Three programs sit in the pipeline:
GlyphAllo (SPT-300) is their lead candidate, an oral version of allopregnanolone for major depressive disorder. It entered a Phase 2b trial in July 2025 and is still enrolling. IPO funds will push it toward Phase 3.
GlyphAgo (SPT-320) targets generalized anxiety disorder. In April 2026, the company reported that their version showed a 6.8-fold improvement in bioavailability compared to the unmodified drug. Two trials are next: a Phase 2a study on sleep benefits in anxiety patients and a larger Phase 2b registration-enabling trial.
Glyph2BLSD (SPT-348) is the wildcard. It's a prodrug version of non-hallucinogenic 2-bromo-LSD, aimed at treatment-resistant depression, PTSD, and headache disorders. Still preclinical, still early, still fascinating.
The broader biotech IPO market in 2026 has been a paradox: fewer deals, but much bigger ones. Ten biotechs priced IPOs in Q1, collectively raising around $1.7 billion. The median raise in Q1 hit $287.5 million, the highest since 2021.
But here's what makes Seaport's debut remarkable. Those other big IPOs? Kailera ($625 million), Aktis Oncology ($318 million), Eikon ($381 million): they're in oncology, immunology, or platform therapeutics. The "safe" bets. Nobody else has tested investor appetite for CNS drugs this year.
For years, CNS biotech funding cratered. Investors fled to oncology and immunology where success rates were higher and timelines shorter.

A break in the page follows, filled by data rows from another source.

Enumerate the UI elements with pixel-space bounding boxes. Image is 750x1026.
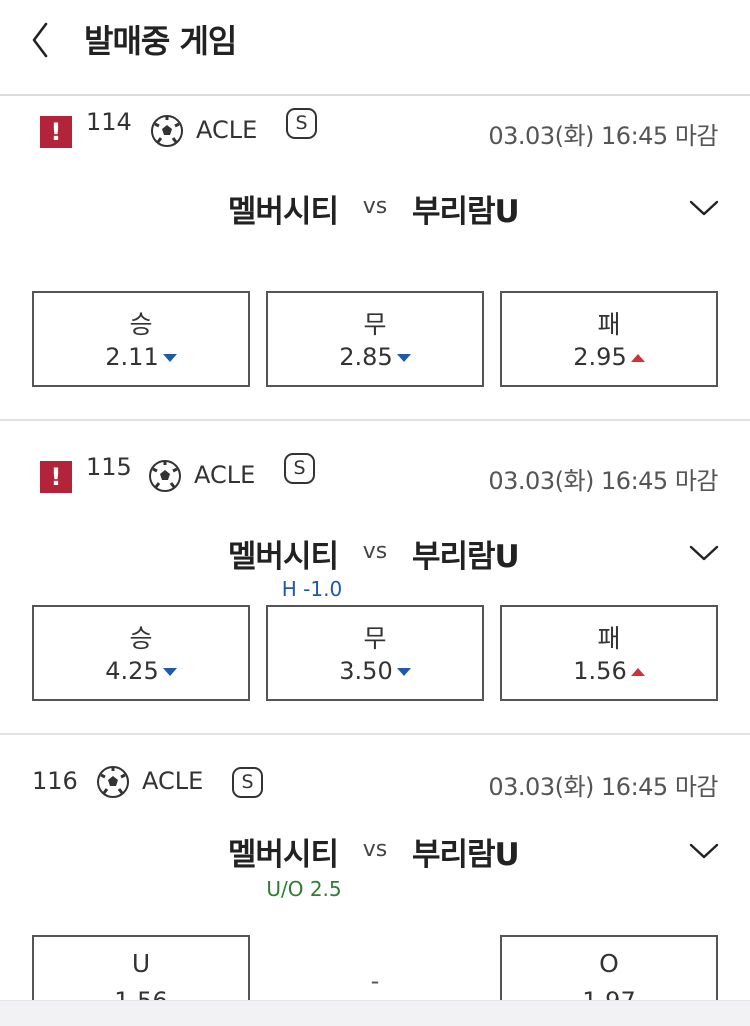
game-number: 116 bbox=[32, 767, 78, 795]
trend-down-icon bbox=[396, 354, 411, 362]
chevron-down-icon[interactable] bbox=[688, 198, 720, 218]
vs-label: vs bbox=[362, 539, 388, 564]
odds-label: 무 bbox=[363, 624, 387, 653]
away-team: 부리람U bbox=[412, 837, 520, 873]
home-team: 멜버시티 bbox=[227, 837, 339, 873]
odds-label: 승 bbox=[129, 310, 153, 339]
odds-label: 패 bbox=[597, 310, 621, 339]
game-card-115: ! 115 ACLE S 03.03(화) 16:45 마감 멜버시티 vs 부… bbox=[0, 421, 750, 733]
odds-lose-button[interactable]: 패 2.95 bbox=[500, 291, 718, 387]
deadline: 03.03(화) 16:45 마감 bbox=[488, 467, 718, 495]
league-name: ACLE bbox=[194, 461, 256, 489]
alert-icon: ! bbox=[40, 116, 72, 148]
home-team: 멜버시티 bbox=[227, 539, 339, 575]
league-name: ACLE bbox=[196, 116, 258, 144]
odds-value: 2.11 bbox=[105, 343, 159, 371]
page-title: 발매중 게임 bbox=[84, 22, 237, 60]
game-card-116: 116 ACLE S 03.03(화) 16:45 마감 멜버시티 vs 부리람… bbox=[0, 735, 750, 1015]
odds-value: 3.50 bbox=[339, 657, 393, 685]
odds-lose-button[interactable]: 패 1.56 bbox=[500, 605, 718, 701]
trend-down-icon bbox=[162, 354, 177, 362]
s-badge: S bbox=[232, 767, 263, 798]
trend-down-icon bbox=[162, 668, 177, 676]
odds-label: 패 bbox=[597, 624, 621, 653]
odds-value: 1.56 bbox=[573, 657, 627, 685]
league-name: ACLE bbox=[142, 767, 204, 795]
soccer-ball-icon bbox=[97, 766, 129, 798]
trend-up-icon bbox=[630, 354, 645, 362]
game-number: 114 bbox=[86, 108, 132, 136]
s-badge: S bbox=[286, 108, 317, 139]
handicap-label: H -1.0 bbox=[281, 577, 343, 601]
odds-label: O bbox=[599, 949, 619, 978]
odds-label: 승 bbox=[129, 624, 153, 653]
top-header: 발매중 게임 bbox=[0, 0, 750, 96]
alert-icon: ! bbox=[40, 461, 72, 493]
s-badge: S bbox=[284, 453, 315, 484]
trend-down-icon bbox=[396, 668, 411, 676]
soccer-ball-icon bbox=[149, 460, 181, 492]
chevron-down-icon[interactable] bbox=[688, 543, 720, 563]
game-card-114: ! 114 ACLE S 03.03(화) 16:45 마감 멜버시티 vs 부… bbox=[0, 96, 750, 420]
odds-value: 4.25 bbox=[105, 657, 159, 685]
vs-label: vs bbox=[362, 837, 388, 862]
back-button[interactable] bbox=[24, 18, 64, 62]
odds-value: 2.85 bbox=[339, 343, 393, 371]
deadline: 03.03(화) 16:45 마감 bbox=[488, 122, 718, 150]
away-team: 부리람U bbox=[412, 194, 520, 230]
odds-label: 무 bbox=[363, 310, 387, 339]
vs-label: vs bbox=[362, 194, 388, 219]
odds-win-button[interactable]: 승 2.11 bbox=[32, 291, 250, 387]
middle-dash: - bbox=[370, 967, 380, 995]
bottom-bar bbox=[0, 1000, 750, 1026]
away-team: 부리람U bbox=[412, 539, 520, 575]
odds-value: 2.95 bbox=[573, 343, 627, 371]
game-number: 115 bbox=[86, 453, 132, 481]
chevron-left-icon bbox=[32, 22, 48, 58]
trend-up-icon bbox=[630, 668, 645, 676]
odds-draw-button[interactable]: 무 3.50 bbox=[266, 605, 484, 701]
under-over-label: U/O 2.5 bbox=[266, 877, 342, 901]
deadline: 03.03(화) 16:45 마감 bbox=[488, 773, 718, 801]
odds-label: U bbox=[131, 949, 151, 978]
chevron-down-icon[interactable] bbox=[688, 841, 720, 861]
odds-draw-button[interactable]: 무 2.85 bbox=[266, 291, 484, 387]
soccer-ball-icon bbox=[151, 115, 183, 147]
odds-win-button[interactable]: 승 4.25 bbox=[32, 605, 250, 701]
home-team: 멜버시티 bbox=[227, 194, 339, 230]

The neuropsychiatry sector became biotech's haunted house; everyone knew what was inside, and nobody wanted to go in.
Several forces are pulling investors back toward the brain. AI-driven drug discovery companies claim they can fix the problems that killed previous CNS programs: poor patient selection, bad biomarkers, flawed trial designs. GLP-1 drugs (the weight-loss blockbusters) are showing unexpected neuropsych benefits in Parkinson's and depression studies. Precision medicine approaches are advancing in neurodegenerative diseases.

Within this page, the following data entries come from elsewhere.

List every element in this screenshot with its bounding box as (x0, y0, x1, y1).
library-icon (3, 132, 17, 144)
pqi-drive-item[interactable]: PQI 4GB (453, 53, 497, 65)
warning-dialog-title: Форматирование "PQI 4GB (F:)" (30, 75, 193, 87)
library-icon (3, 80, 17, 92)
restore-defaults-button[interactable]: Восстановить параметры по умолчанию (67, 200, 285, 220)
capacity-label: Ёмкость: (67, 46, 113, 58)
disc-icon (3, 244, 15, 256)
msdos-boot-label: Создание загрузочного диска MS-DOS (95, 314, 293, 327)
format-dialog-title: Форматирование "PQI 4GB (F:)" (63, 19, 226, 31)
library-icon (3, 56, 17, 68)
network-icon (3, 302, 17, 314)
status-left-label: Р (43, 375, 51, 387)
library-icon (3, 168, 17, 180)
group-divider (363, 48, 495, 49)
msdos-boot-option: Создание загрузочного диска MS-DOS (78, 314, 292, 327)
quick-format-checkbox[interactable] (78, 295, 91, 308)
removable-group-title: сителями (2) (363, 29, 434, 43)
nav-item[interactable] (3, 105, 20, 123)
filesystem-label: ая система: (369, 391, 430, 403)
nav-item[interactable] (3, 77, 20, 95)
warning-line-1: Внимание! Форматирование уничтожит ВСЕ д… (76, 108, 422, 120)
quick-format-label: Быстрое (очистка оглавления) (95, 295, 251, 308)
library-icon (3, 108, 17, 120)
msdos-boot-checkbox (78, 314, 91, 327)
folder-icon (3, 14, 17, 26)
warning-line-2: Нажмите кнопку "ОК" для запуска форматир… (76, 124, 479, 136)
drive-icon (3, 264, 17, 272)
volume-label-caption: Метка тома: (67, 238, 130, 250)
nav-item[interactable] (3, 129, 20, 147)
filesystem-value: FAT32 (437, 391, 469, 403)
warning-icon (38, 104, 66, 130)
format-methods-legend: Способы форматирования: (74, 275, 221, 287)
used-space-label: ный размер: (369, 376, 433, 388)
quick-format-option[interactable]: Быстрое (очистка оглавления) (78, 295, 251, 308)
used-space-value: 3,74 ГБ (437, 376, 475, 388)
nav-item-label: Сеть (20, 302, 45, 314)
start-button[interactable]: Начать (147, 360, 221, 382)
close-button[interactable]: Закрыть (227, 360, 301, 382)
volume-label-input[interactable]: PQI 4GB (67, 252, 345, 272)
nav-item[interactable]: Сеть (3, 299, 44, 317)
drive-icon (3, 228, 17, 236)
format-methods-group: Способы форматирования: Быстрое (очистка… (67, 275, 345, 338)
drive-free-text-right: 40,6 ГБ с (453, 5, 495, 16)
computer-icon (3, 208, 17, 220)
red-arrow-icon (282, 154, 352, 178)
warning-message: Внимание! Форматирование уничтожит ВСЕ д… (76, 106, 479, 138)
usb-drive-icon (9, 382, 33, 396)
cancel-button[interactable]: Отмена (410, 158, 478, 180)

Seaport's approach sidesteps the biggest graveyard (novel targets with unknown biology) by taking proven compounds and solving their delivery problems instead. It's a lower-risk bet wrapped in a high-risk category. Investors seem to appreciate the distinction.
A strong valuation on day one. A 10% pop on debut. The first neuropsychiatry IPO of the year, in a market that's been allergic to brain drugs for half a decade.
None of this guarantees Seaport's drugs will work. Phase 2 data for GlyphAllo hasn't read out yet. The anxiety program still needs to prove itself in larger trials. And the LSD-derived compound is years from human testing.
But Wall Street just made a $255 million bet that Daphne Zohar can do for Seaport what she did for Karuna. Given that Karuna's buyers paid $14 billion, the math doesn't seem crazy. It seems calculated.